別れた不倫相手と、職場で再会して…。アラフォー女性の取った行動は(後編)
その不倫相手が、仕事に与える影響は
「その人がメンバーにいることが、あんたの仕事にどう影響するんだい」
と言っても、日向子は黙ったままだった。おそらく、「仕事の人格」という言葉から現実を客観的に考えようと頭を回転させているのだ。
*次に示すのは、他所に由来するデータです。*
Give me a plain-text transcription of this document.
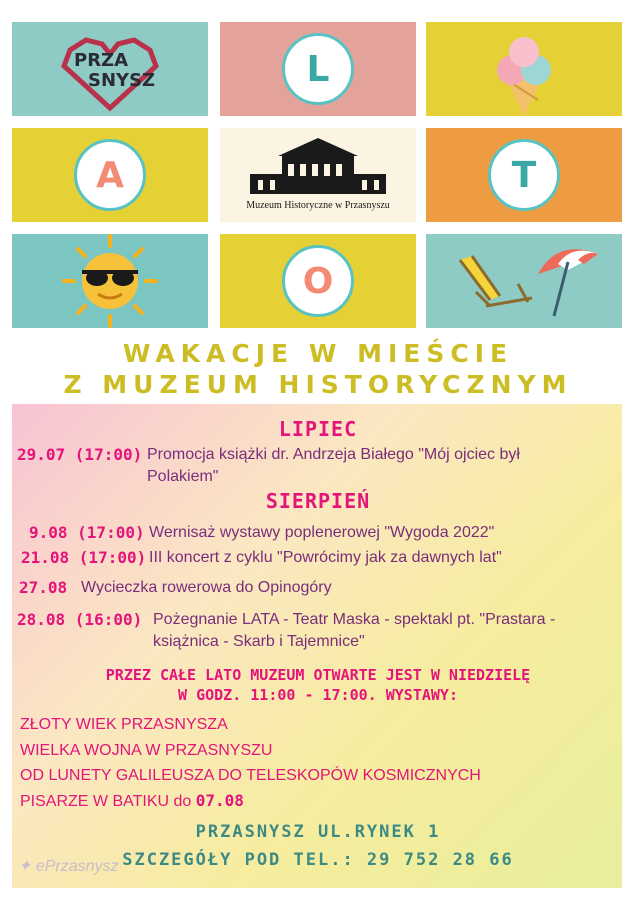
PRZA
SNYSZ	L
A
Muzeum Historyczne w Przasnyszu
T
O
WAKACJE W MIEŚCIE
Z MUZEUM HISTORYCZNYM
LIPIEC
29.07 (17:00) Promocja książki dr. Andrzeja Białego "Mój ojciec był
Polakiem"
SIERPIEŃ
9.08 (17:00) Wernisaż wystawy poplenerowej "Wygoda 2022"
21.08 (17:00) III koncert z cyklu "Powrócimy jak za dawnych lat"
27.08 Wycieczka rowerowa do Opinogóry
28.08 (16:00) Pożegnanie LATA - Teatr Maska - spektakl pt. "Prastara -
książnica - Skarb i Tajemnice"
PRZEZ CAŁE LATO MUZEUM OTWARTE JEST W NIEDZIELĘ
W GODZ. 11:00 - 17:00. WYSTAWY:
ZŁOTY WIEK PRZASNYSZA
WIELKA WOJNA W PRZASNYSZU
OD LUNETY GALILEUSZA DO TELESKOPÓW KOSMICZNYCH
PISARZE W BATIKU do 07.08
PRZASNYSZ UL.RYNEK 1
SZCZEGÓŁY POD TEL.: 29 752 28 66
✦ ePrzasnysz
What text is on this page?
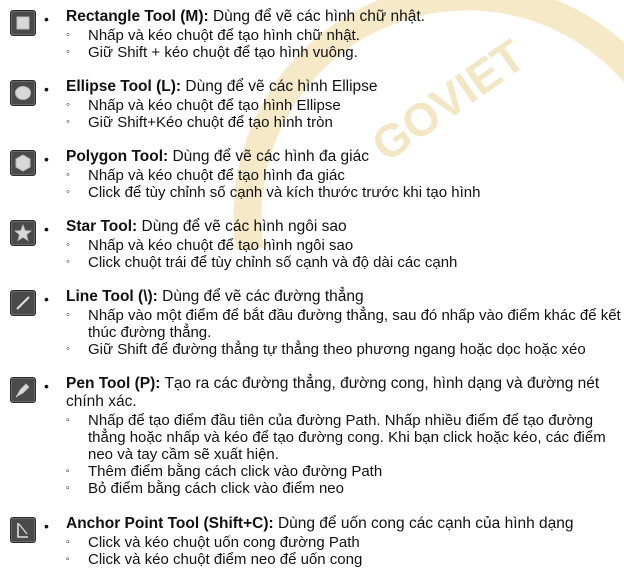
GOVIET
• Rectangle Tool (M): Dùng để vẽ các hình chữ nhật.
◦	Nhấp và kéo chuột để tạo hình chữ nhật.
◦	Giữ Shift + kéo chuột để tạo hình vuông.
• Ellipse Tool (L): Dùng để vẽ các hình Ellipse
◦	Nhấp và kéo chuột để tạo hình Ellipse
◦	Giữ Shift+Kéo chuột để tạo hình tròn
• Polygon Tool: Dùng để vẽ các hình đa giác
◦	Nhấp và kéo chuột để tạo hình đa giác
◦	Click để tùy chỉnh số cạnh và kích thước trước khi tạo hình
• Star Tool: Dùng để vẽ các hình ngôi sao
◦	Nhấp và kéo chuột để tạo hình ngôi sao
◦	Click chuột trái để tùy chỉnh số cạnh và độ dài các cạnh
• Line Tool (\): Dùng để vẽ các đường thẳng
◦	Nhấp vào một điểm để bắt đầu đường thẳng, sau đó nhấp vào điểm khác để kết thúc đường thẳng.
◦	Giữ Shift để đường thẳng tự thẳng theo phương ngang hoặc dọc hoặc xéo
• Pen Tool (P): Tạo ra các đường thẳng, đường cong, hình dạng và đường nét
chính xác.
▫	Nhấp để tạo điểm đầu tiên của đường Path. Nhấp nhiều điểm để tạo đường thẳng hoặc nhấp và kéo để tạo đường cong. Khi bạn click hoặc kéo, các điểm neo và tay cầm sẽ xuất hiện.
▫	Thêm điểm bằng cách click vào đường Path
▫	Bỏ điểm bằng cách click vào điểm neo
• Anchor Point Tool (Shift+C): Dùng để uốn cong các cạnh của hình dạng
▫	Click và kéo chuột uốn cong đường Path
▫	Click và kéo chuột điểm neo để uốn cong
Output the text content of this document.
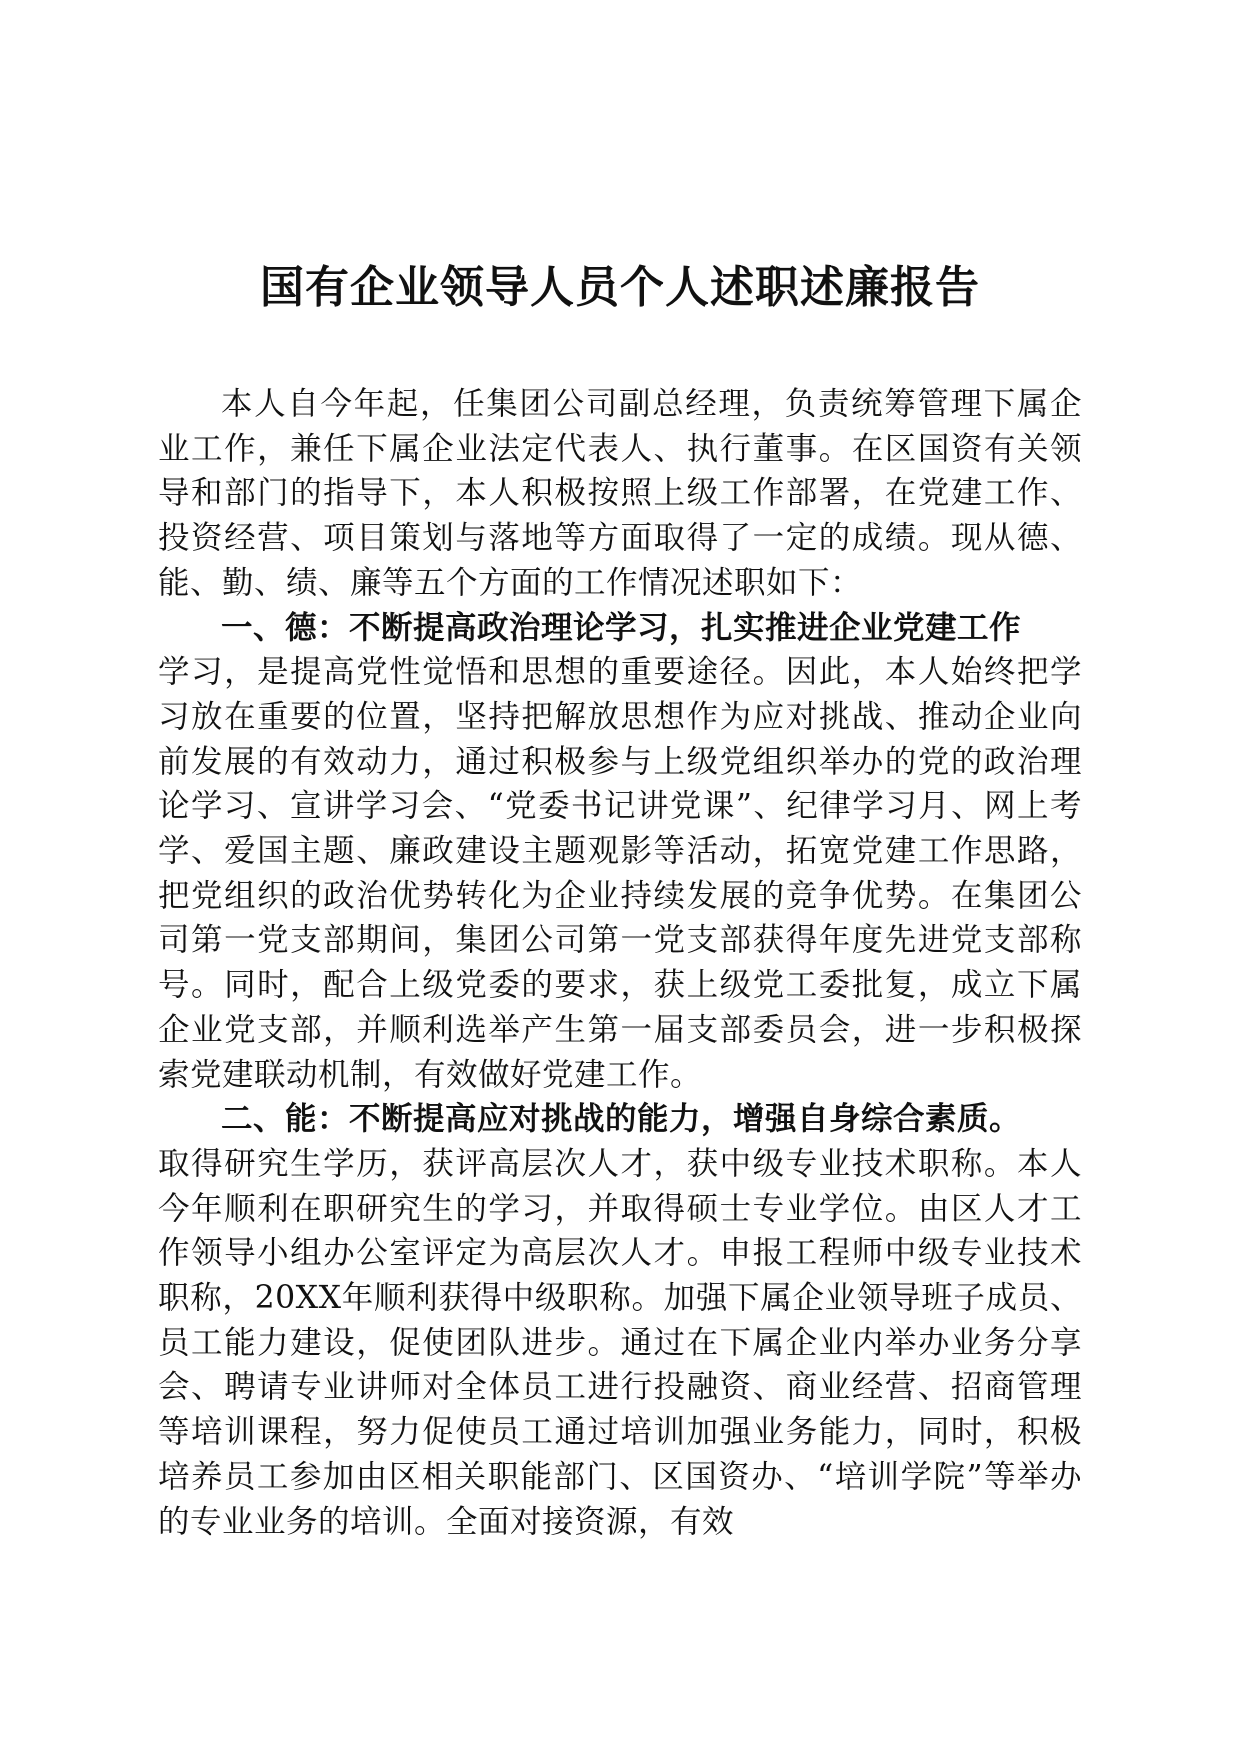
国有企业领导人员个人述职述廉报告

本人自今年起，任集团公司副总经理，负责统筹管理下属企业工作，兼任下属企业法定代表人、执行董事。在区国资有关领导和部门的指导下，本人积极按照上级工作部署，在党建工作、投资经营、项目策划与落地等方面取得了一定的成绩。现从德、能、勤、绩、廉等五个方面的工作情况述职如下：

一、德：不断提高政治理论学习，扎实推进企业党建工作

学习，是提高党性觉悟和思想的重要途径。因此，本人始终把学习放在重要的位置，坚持把解放思想作为应对挑战、推动企业向前发展的有效动力，通过积极参与上级党组织举办的党的政治理论学习、宣讲学习会、“党委书记讲党课”、纪律学习月、网上考学、爱国主题、廉政建设主题观影等活动，拓宽党建工作思路，把党组织的政治优势转化为企业持续发展的竞争优势。在集团公司第一党支部期间，集团公司第一党支部获得年度先进党支部称号。同时，配合上级党委的要求，获上级党工委批复，成立下属企业党支部，并顺利选举产生第一届支部委员会，进一步积极探索党建联动机制，有效做好党建工作。

二、能：不断提高应对挑战的能力，增强自身综合素质。

取得研究生学历，获评高层次人才，获中级专业技术职称。本人今年顺利在职研究生的学习，并取得硕士专业学位。由区人才工作领导小组办公室评定为高层次人才。申报工程师中级专业技术职称，20XX年顺利获得中级职称。加强下属企业领导班子成员、员工能力建设，促使团队进步。通过在下属企业内举办业务分享会、聘请专业讲师对全体员工进行投融资、商业经营、招商管理等培训课程，努力促使员工通过培训加强业务能力，同时，积极培养员工参加由区相关职能部门、区国资办、“培训学院”等举办的专业业务的培训。全面对接资源，有效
「過去はもう仕方ないよ、変えられないでしょ。それはお互いさまよね、向こうだって知られたら相当まずいリスクがあって、自分の仕事に影響させるほど馬鹿じゃないと信じたいよ」
日向子を励ます意図ではなく、これが客観視した現実だった。いい年をした社会人でしかも結婚している男が、過去の不倫相手が取引先に登場したとして大騒ぎするだろうか。見栄もプライドも人並みにある男ほど、こんな事態に遭遇しても素知らぬ顔で自分のやるべきことに集中するはずだった。
「そうだね……」
日向子の声は小さくなる。動揺して騒いでいるのは自分のほうで、相手がどうかはどこまでも想像でしかない。その状態に、気付いたのかもしれなかった。
「お互いさまだよね」
「うん」
力強くうなずくと、日向子はふうと息を吐いた。過去が今の自分にどう影響しようと、背負うしかないのだ。
「知らん顔して図面出してればいいじゃん」
と言うと、やっと日向子がふふっと笑った。
「うん、あの女がこれを引いたのかってびっくりするかもしれないけど」
事務員と伝えていた自分の「本性」を知られることは、日向子にとって臆する事態ではなかった。これが日向子の本来の姿なのだから。